On this day: September 8th, 1985
George Burns stood out on tour for a number of reasons, but mainly for his physical size: at 6-ft 2-inches and weighing in at 200lbs, the former collegiate American footballer – who switched from gridiron to golf – was a serial contender with no fewer than 80 top-10 finishes in his PGA Tour career. One of his four PGA Tour career wins came in the Bank of Boston tournament where a four-round total of 17-under-par 267 saw him finish six shots clear of a quartet that featured Greg Norman, John Mahaffey, Leonard Thompson and Jody Mudd.
Of ending a five-year drought since his previous success, Burns said: “It’s been a long time. I’ve had about eight or nine second-place finishes. A lot of times I’ve gone into the final round with a lead or close to the lead.”
Know the Rules
In marking his ball on the green, Player A places the marker in front of the ball. Player B questions the legitimacy of Player A’s actions, claiming that the ball must be marked from behind. Has Player A a case to answer?
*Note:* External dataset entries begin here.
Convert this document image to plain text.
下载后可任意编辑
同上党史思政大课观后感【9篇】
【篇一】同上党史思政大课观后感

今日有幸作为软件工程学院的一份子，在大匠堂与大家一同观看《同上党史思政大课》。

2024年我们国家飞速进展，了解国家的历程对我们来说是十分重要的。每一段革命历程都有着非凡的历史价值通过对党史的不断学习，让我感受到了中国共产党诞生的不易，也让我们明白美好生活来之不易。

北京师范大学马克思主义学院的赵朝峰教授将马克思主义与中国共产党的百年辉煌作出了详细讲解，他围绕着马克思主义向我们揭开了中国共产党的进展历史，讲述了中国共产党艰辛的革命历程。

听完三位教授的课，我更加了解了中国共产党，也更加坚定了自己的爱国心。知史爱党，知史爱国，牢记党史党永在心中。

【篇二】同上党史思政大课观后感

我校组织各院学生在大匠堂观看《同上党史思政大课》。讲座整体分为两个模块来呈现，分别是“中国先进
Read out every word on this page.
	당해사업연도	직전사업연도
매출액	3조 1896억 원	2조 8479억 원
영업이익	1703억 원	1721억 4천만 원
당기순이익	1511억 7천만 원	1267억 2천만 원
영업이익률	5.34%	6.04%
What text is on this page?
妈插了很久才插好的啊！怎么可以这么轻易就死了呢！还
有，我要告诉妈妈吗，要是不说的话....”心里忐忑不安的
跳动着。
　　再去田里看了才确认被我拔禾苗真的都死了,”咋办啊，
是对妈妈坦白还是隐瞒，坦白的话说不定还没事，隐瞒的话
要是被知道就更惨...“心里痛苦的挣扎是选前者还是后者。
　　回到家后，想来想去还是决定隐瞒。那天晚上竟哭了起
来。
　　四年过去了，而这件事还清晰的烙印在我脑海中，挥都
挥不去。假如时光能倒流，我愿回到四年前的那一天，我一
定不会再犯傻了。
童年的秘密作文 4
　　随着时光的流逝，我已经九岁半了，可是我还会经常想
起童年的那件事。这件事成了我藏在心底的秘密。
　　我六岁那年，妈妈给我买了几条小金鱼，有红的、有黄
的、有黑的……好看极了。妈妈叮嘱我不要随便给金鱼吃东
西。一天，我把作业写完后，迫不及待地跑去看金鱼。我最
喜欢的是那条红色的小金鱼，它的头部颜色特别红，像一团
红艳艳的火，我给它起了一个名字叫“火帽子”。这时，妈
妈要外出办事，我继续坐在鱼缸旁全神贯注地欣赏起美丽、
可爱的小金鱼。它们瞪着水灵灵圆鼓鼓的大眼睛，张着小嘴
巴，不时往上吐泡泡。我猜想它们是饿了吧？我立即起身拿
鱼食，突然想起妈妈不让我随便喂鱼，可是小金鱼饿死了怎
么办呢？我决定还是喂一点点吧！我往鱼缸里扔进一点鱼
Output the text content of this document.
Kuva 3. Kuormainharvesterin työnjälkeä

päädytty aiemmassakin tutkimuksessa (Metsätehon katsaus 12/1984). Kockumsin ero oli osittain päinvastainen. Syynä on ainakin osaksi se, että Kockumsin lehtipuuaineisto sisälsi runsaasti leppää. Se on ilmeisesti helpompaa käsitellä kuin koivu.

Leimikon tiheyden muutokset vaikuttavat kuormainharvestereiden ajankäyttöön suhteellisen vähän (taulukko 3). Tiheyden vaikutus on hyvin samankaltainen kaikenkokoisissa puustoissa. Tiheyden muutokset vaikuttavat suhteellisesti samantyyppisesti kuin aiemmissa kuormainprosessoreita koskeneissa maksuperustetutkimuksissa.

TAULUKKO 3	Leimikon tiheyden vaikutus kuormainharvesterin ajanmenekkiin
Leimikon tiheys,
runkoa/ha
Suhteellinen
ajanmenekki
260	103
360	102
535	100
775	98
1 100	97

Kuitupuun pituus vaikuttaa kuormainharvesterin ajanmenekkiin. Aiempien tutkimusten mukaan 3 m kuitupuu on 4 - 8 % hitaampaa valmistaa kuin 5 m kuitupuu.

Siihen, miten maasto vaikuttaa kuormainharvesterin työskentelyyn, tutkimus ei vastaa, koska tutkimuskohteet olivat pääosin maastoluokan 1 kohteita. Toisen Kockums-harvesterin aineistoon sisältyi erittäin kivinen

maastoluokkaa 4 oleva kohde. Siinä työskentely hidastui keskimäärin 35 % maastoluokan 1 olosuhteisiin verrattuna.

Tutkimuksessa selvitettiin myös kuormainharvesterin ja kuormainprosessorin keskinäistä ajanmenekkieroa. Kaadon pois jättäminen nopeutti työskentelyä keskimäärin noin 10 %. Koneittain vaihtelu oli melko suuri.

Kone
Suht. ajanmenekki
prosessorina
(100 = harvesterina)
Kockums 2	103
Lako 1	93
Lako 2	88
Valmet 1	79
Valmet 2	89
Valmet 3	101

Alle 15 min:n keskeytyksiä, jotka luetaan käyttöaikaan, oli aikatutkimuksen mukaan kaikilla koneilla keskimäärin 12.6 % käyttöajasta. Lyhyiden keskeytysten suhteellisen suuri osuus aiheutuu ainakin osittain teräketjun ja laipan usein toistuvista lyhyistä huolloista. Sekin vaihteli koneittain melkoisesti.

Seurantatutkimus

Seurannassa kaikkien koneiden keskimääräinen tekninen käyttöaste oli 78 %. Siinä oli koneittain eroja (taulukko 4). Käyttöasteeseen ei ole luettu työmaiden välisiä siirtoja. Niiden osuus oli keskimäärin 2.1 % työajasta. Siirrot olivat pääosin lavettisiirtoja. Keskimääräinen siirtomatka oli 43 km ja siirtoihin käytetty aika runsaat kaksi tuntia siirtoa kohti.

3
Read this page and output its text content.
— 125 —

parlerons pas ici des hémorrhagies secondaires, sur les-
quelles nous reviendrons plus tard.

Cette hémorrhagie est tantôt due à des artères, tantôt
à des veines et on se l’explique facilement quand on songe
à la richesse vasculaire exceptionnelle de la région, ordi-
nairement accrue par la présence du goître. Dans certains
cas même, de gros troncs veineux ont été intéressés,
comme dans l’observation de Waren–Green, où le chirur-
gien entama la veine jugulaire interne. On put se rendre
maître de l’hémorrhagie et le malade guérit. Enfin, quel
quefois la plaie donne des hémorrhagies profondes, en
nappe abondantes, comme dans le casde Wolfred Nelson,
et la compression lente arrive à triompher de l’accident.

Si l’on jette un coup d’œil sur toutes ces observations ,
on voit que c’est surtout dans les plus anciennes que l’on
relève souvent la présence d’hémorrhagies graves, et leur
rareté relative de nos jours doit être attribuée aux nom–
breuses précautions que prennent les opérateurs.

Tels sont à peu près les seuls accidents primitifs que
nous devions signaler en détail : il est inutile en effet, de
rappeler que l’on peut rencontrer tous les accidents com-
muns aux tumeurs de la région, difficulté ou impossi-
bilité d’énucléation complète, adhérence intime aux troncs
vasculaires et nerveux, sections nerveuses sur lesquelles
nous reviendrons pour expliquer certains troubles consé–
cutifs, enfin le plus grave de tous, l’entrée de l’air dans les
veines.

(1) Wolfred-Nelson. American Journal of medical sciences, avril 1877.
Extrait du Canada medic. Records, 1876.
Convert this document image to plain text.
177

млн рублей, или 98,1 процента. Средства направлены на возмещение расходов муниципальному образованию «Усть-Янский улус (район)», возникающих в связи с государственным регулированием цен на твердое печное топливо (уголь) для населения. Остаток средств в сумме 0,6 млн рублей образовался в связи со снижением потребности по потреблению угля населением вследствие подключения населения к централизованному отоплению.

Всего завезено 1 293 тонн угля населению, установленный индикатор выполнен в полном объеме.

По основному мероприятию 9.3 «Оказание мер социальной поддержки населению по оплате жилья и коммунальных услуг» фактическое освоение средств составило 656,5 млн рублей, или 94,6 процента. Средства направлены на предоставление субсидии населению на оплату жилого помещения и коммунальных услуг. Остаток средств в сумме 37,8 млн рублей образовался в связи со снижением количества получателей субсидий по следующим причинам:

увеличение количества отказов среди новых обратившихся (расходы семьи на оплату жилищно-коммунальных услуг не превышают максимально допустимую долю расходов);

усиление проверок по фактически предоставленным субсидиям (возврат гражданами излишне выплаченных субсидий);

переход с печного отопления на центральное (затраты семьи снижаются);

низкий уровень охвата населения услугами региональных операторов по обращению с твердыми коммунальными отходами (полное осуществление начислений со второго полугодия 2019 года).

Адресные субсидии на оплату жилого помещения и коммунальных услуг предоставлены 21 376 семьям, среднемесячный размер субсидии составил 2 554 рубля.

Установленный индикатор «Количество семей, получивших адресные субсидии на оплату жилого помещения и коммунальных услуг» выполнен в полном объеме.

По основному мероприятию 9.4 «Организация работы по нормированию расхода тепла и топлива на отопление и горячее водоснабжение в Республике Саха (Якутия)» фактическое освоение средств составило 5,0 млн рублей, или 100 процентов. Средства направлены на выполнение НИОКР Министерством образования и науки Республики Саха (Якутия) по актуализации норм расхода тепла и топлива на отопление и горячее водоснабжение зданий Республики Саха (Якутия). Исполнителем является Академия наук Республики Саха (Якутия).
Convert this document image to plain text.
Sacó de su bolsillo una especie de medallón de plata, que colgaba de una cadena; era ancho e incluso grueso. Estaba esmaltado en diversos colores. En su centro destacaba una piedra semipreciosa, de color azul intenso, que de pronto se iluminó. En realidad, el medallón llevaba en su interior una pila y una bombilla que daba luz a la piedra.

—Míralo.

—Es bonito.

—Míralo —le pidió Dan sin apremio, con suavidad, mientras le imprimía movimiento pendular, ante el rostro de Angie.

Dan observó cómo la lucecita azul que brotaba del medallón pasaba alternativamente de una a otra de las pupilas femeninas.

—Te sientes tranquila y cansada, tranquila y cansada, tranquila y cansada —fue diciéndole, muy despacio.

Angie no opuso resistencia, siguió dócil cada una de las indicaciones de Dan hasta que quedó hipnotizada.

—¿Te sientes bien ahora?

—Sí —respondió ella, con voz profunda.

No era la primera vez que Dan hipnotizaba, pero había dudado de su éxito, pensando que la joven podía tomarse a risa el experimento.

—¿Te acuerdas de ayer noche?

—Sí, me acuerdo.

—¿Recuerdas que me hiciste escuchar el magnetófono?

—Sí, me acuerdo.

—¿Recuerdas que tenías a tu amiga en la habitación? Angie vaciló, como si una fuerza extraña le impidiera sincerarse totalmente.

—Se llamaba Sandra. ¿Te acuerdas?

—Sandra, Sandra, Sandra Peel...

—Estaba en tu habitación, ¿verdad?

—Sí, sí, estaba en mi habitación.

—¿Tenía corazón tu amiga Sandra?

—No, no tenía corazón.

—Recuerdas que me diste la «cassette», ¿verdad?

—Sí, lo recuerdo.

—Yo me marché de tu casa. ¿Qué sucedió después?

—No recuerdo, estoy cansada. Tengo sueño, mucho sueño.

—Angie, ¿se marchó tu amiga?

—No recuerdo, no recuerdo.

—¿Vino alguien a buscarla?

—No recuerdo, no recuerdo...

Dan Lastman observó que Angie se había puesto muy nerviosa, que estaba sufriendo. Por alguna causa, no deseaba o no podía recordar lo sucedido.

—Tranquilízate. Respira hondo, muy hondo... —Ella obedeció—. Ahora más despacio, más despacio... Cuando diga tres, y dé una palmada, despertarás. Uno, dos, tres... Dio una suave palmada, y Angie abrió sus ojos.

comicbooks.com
Although the vast majority of players are inclined to place the marker behind the ball when marking it on the putting surface, Player A is actually fully within his rights to place the marker in front of the ball as long as he then places the ball back behind it in its original position when replacing it. Rule 14.1a/2 uses “right behind” and “right next to” to ensure the spot of a lifted ball is marked with sufficient accuracy for the player to replace it in the right spot. A ball may be marked in any position around the ball so long as it is marked right next to it, and this includes placing a ball-marker in front of or to the side of the ball.